Au-delà des chiffres, des statuts et des contrats, ce sont les conditions d'exercice de la profession qui deviennent problématiques, liées à l'évolution des méthodes de traitement de l'information, qui donnent le blues aux journalistes, y compris ceux en CDI ou qui travaillent pour des médias ayant pignon sur rue. A ces cas s'ajoutent "tous les permanents qui sont soumis à des conditions de travail extrêmement dures : horaires à rallonge, stress, manque de possibilités d'aller sur le terrain ou de vérifier ses infos", résume-t-elle. Résultat de ces conditions de travail dégradées, le mal-être s'installe chez les journalistes, explique à l'AFP Hervé Rony, directeur général de la SCAM.

Journalisme en « kit »

"Le journalisme est une profession qui était plutôt protégée historiquement, notamment grâce à une bonne convention collective et qui avait fondé son espoir sur un modèle de salariat en CDI", aujourd'hui remis en cause du fait notamment de la crise de la presse écrite, dit-t-il.
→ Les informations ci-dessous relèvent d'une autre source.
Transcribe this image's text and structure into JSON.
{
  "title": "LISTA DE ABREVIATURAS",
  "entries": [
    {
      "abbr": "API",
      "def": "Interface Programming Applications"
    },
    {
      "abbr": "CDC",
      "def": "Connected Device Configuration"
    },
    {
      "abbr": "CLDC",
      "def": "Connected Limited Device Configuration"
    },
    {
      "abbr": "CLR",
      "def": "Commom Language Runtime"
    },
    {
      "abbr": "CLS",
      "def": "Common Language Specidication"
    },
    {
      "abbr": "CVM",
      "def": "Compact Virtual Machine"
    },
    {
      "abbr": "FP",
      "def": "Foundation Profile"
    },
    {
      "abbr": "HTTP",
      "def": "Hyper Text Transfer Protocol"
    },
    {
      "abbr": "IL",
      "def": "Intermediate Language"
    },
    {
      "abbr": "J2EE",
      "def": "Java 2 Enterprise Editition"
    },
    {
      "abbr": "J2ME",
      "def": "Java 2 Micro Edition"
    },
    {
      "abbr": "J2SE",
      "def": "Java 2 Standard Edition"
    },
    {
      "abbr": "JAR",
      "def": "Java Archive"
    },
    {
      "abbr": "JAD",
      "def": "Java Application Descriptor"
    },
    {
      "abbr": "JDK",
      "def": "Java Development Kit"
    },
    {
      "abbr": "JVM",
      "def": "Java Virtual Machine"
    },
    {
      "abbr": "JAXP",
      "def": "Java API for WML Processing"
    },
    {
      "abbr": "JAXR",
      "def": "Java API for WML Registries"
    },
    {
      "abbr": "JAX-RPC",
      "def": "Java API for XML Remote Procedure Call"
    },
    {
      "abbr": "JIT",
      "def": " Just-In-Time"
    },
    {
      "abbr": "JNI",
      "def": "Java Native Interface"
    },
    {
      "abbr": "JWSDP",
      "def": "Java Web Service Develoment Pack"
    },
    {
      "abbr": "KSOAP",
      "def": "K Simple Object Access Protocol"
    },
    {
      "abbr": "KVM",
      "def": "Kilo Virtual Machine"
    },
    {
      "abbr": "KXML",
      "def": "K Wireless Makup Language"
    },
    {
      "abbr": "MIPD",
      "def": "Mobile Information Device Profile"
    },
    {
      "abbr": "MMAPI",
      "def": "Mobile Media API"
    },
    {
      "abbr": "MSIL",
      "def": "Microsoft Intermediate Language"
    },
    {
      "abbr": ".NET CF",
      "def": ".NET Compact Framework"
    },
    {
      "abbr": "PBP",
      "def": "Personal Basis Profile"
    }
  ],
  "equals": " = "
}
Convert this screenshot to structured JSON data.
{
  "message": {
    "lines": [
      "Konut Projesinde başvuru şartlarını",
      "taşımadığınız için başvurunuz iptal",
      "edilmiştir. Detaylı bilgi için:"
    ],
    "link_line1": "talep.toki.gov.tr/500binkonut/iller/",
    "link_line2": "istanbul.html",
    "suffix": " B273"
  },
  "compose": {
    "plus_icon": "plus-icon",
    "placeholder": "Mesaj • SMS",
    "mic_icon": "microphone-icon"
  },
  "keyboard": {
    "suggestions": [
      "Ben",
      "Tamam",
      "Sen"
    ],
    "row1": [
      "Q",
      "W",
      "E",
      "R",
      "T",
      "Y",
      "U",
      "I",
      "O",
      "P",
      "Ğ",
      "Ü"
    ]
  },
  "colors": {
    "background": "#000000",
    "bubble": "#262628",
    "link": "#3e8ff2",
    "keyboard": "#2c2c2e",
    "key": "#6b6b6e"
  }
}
En outre, "beaucoup de journalistes se demandent désormais jusqu'à quel point ils sont libres de rédiger leurs articles ou de réaliser leurs reportages", et dans quelle mesure ils sont devenus de simples exécutants, "non pas par rapport à un risque de censure politique, mais du fait d'un changement des conditions de travail", constate-t-il. Plusieurs témoignages évoquent en effet une dérive vers un journalisme "en kit", notamment dans certaines chaînes de télé où les journalistes en régions doivent filmer des images qui sont montées et commentées à Paris, ou alors la tendance dans de nombreuses rédactions est à recourir à des reporters "couteau suisse" qui doivent produire textes, vidéos, photos... Conséquence probable de ce phénomène, la part des journalistes qui se considèrent comme des auteurs a chuté de 9 points depuis 2013, à 62%.